The other five, and Brayker, eyed her. Wally Enfield, almost awakened from his previous fainting spell, had fainted again.

“They’re
costumes!”
she bellowed. “Fucking
costumes!”

She walked to the creature that had attacked Irene. Smoke drifted up from the stained, burned carpet where its blood had hit. Jeryline dropped to her knees and, with a grunt, rolled the thing over. She began to poke her fingers at the nape of its rubbery neck.

“There’s a
zipper
here someplace,” she said. Her hair hung across her eyes in damp strings; her eyes themselves were overly bright. Brayker had seen this reaction before, and not just in women. Ignoring her, he jogged to the open window, pulling the key out of his pocket as he moved. He stopped and twisted the glass orb on its mounting, exposing a small hole. When he upended the key a single drop of the dark liquid fell on the window sill.

“Well, I’ll be hanged,” Uncle Willie breathed wonderingly.

The single drop had instantly begun to sizzle. Two horizontal lines of yellowish flame shot from it, spread to the sides and zipped upward as fast as a pair of slot cars on an easy track, then met again at the top. Poof, and the flame was out.

Brayker turned. “This window is sealed now. None of the demons, not even the Salesman, can pass through it.”

Roach rattled his head as if clearing it of cobwebs. “Hold on here now,” he said. “They ain’t no such things as demons.”

Brayker offered him a bitter sneer. “Are you going to look for zippers now too?
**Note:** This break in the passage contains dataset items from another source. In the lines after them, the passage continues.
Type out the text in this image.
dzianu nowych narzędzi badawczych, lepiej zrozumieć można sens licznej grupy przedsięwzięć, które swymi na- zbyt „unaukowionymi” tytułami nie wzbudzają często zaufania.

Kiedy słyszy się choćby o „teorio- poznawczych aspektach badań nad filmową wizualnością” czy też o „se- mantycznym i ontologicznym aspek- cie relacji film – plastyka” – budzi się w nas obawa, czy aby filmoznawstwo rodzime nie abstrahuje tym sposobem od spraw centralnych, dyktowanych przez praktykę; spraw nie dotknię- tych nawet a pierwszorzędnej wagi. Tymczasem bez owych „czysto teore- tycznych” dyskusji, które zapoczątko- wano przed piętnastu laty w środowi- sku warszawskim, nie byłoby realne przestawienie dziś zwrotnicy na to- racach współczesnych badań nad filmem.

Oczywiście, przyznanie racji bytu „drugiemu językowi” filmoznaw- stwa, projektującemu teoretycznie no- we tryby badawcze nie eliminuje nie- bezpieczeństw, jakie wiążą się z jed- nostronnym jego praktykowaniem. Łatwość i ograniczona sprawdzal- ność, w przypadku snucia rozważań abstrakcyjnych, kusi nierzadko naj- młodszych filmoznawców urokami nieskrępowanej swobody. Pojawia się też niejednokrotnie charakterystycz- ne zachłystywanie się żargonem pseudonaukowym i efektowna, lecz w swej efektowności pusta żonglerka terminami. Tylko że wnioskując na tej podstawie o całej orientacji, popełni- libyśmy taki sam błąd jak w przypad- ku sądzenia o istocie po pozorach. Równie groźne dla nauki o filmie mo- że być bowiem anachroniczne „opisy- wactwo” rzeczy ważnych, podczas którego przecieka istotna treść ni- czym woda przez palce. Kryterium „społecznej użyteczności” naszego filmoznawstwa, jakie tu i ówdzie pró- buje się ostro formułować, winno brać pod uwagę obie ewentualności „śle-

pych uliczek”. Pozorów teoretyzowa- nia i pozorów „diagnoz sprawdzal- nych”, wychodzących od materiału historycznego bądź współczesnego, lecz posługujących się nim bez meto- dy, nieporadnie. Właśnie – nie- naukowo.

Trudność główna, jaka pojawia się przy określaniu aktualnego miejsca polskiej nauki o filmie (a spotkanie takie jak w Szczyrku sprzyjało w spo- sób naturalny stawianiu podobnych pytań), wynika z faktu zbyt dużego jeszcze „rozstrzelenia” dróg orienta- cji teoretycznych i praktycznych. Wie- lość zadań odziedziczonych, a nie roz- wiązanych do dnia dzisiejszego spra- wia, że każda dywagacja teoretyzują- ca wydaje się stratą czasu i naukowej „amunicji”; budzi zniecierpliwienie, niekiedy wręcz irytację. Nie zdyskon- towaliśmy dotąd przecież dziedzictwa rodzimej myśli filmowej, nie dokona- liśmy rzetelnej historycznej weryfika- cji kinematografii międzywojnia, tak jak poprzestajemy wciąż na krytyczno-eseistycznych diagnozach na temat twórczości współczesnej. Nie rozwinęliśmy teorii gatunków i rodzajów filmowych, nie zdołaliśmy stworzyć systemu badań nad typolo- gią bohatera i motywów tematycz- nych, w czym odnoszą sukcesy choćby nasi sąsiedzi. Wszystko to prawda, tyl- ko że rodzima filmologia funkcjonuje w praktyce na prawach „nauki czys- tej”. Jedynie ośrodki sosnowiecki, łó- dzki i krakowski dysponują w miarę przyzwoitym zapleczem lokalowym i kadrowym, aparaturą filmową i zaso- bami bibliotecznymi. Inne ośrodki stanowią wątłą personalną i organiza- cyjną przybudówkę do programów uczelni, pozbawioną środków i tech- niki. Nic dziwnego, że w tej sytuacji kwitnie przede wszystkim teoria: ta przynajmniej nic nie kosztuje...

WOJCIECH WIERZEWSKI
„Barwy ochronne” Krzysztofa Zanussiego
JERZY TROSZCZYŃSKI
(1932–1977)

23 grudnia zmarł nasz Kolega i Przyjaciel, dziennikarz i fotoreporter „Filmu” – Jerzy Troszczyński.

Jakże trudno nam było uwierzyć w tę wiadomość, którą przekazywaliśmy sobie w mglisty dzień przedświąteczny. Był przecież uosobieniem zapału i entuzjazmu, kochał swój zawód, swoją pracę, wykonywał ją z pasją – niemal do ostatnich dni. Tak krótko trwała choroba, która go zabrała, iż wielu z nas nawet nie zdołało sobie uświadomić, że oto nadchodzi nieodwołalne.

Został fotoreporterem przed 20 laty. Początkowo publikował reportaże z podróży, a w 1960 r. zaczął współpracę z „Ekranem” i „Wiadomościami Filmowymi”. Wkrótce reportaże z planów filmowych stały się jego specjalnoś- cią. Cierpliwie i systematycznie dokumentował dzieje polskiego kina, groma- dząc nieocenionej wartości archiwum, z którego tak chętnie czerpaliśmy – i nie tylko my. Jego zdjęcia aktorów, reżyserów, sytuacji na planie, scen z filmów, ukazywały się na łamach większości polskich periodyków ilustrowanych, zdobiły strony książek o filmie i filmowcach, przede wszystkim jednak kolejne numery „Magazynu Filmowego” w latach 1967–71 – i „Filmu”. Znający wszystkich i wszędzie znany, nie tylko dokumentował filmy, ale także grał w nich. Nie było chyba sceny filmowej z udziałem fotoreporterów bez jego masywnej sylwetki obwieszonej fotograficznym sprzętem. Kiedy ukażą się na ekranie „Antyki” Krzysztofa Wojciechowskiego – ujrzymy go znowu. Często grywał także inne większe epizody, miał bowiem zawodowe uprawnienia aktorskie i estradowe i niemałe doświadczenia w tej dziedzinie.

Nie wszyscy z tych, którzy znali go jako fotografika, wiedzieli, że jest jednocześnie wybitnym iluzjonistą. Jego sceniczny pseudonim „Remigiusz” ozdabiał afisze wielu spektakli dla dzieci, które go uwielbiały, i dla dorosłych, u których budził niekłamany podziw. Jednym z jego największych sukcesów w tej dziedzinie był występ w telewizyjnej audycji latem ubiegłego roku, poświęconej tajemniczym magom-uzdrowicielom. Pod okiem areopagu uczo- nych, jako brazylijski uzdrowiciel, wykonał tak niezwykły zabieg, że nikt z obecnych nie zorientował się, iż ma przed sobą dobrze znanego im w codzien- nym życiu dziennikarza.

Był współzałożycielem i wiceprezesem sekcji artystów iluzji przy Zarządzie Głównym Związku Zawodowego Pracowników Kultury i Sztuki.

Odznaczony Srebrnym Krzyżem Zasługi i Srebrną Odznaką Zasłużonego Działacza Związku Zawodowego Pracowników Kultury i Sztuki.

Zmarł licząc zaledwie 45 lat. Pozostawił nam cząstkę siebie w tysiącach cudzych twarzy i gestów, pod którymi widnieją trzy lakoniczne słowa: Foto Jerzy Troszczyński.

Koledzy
Or just shut your eyes and pretend nothing happened?”

Cordelia put a hand against Roach’s chest. “Listen to me,” she said, her eyes moving back and forth from Brayker to Roach. “The Bible talks about demons all the time. Remember when Jesus commanded them to leave that man? He made the demons go into a herd of pigs.”

Irene nodded. “Jesus believed in demons. Why can’t we?”

Jeryline shot to her feet. “Listen to you people,” she hissed, staring incredulously at the others. “There are no demons, and even if there was, they would be
spirits.
Jesus didn’t have a bunch of guys in monster suits running all over the place, and that’s what these are, nothing more. Here.”